Я познакомился с Юрием Владимировичем, заочно любя и уважая его, «по велению партии», а если быть точным, то по заданию Правительства СССР в лице его тогдашнего председателя Николая Ивановича Рыжкова. Это было в 1987 году, когда после принятия специального постановления Правительства по строительству цирка мне в Мосгорисполкоме было поручено курировать вопрос и помочь этому важному делу столичными ресурсами.
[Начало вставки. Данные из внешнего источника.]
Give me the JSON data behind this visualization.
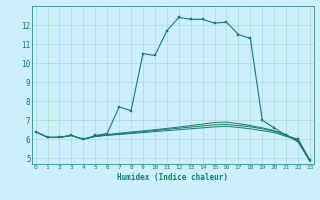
{
  "xlabel": "Humidex (Indice chaleur)",
  "bg_color": "#cceeff",
  "grid_color": "#aaddcc",
  "line_color": "#1a7a6a",
  "xticks": [
    0,
    1,
    2,
    3,
    4,
    5,
    6,
    7,
    8,
    9,
    10,
    11,
    12,
    13,
    14,
    15,
    16,
    17,
    18,
    19,
    20,
    21,
    22,
    23
  ],
  "yticks": [
    5,
    6,
    7,
    8,
    9,
    10,
    11,
    12
  ],
  "line1_x": [
    0,
    1,
    2,
    3,
    4,
    5,
    6,
    7,
    8,
    9,
    10,
    11,
    12,
    13,
    14,
    15,
    16,
    17,
    18,
    19,
    20,
    21,
    22,
    23
  ],
  "line1_y": [
    6.4,
    6.1,
    6.1,
    6.2,
    6.0,
    6.2,
    6.3,
    7.7,
    7.5,
    10.5,
    10.4,
    11.7,
    12.4,
    12.3,
    12.3,
    12.1,
    12.15,
    11.5,
    11.3,
    7.0,
    6.6,
    6.2,
    6.0,
    4.9
  ],
  "line2_x": [
    0,
    1,
    2,
    3,
    4,
    5,
    6,
    7,
    8,
    9,
    10,
    11,
    12,
    13,
    14,
    15,
    16,
    17,
    18,
    19,
    20,
    21,
    22,
    23
  ],
  "line2_y": [
    6.4,
    6.1,
    6.1,
    6.2,
    6.0,
    6.15,
    6.2,
    6.25,
    6.3,
    6.35,
    6.4,
    6.45,
    6.5,
    6.55,
    6.6,
    6.65,
    6.68,
    6.62,
    6.55,
    6.45,
    6.35,
    6.15,
    5.95,
    4.85
  ],
  "line3_x": [
    0,
    1,
    2,
    3,
    4,
    5,
    6,
    7,
    8,
    9,
    10,
    11,
    12,
    13,
    14,
    15,
    16,
    17,
    18,
    19,
    20,
    21,
    22,
    23
  ],
  "line3_y": [
    6.4,
    6.1,
    6.1,
    6.2,
    6.0,
    6.15,
    6.22,
    6.28,
    6.34,
    6.4,
    6.46,
    6.52,
    6.58,
    6.64,
    6.7,
    6.76,
    6.78,
    6.72,
    6.65,
    6.55,
    6.42,
    6.22,
    5.9,
    4.85
  ],
  "line4_x": [
    0,
    1,
    2,
    3,
    4,
    5,
    6,
    7,
    8,
    9,
    10,
    11,
    12,
    13,
    14,
    15,
    16,
    17,
    18,
    19,
    20,
    21,
    22,
    23
  ],
  "line4_y": [
    6.4,
    6.1,
    6.1,
    6.2,
    6.0,
    6.15,
    6.25,
    6.32,
    6.38,
    6.44,
    6.5,
    6.57,
    6.64,
    6.72,
    6.8,
    6.88,
    6.9,
    6.82,
    6.72,
    6.6,
    6.45,
    6.25,
    5.85,
    4.85
  ]
}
Многие и сейчас помнят, какие страсти кипели вокруг этого строительства. Взбудораженная перестройкой общественность выдавала одно требование за другим, и часто противоположного свойства: кто-то настаивал на полном сносе, кто-то требовал вообще не прикасаться к старому зданию. Компромисс был найден и получил одобрение Юрия Владимировича: здание построили новое, а в современный фасад бережно вписали фасад исторический — это было и архитектурно выигрышно, и уважительно к старине. Москвичи приняли этот вариант безоговорочно.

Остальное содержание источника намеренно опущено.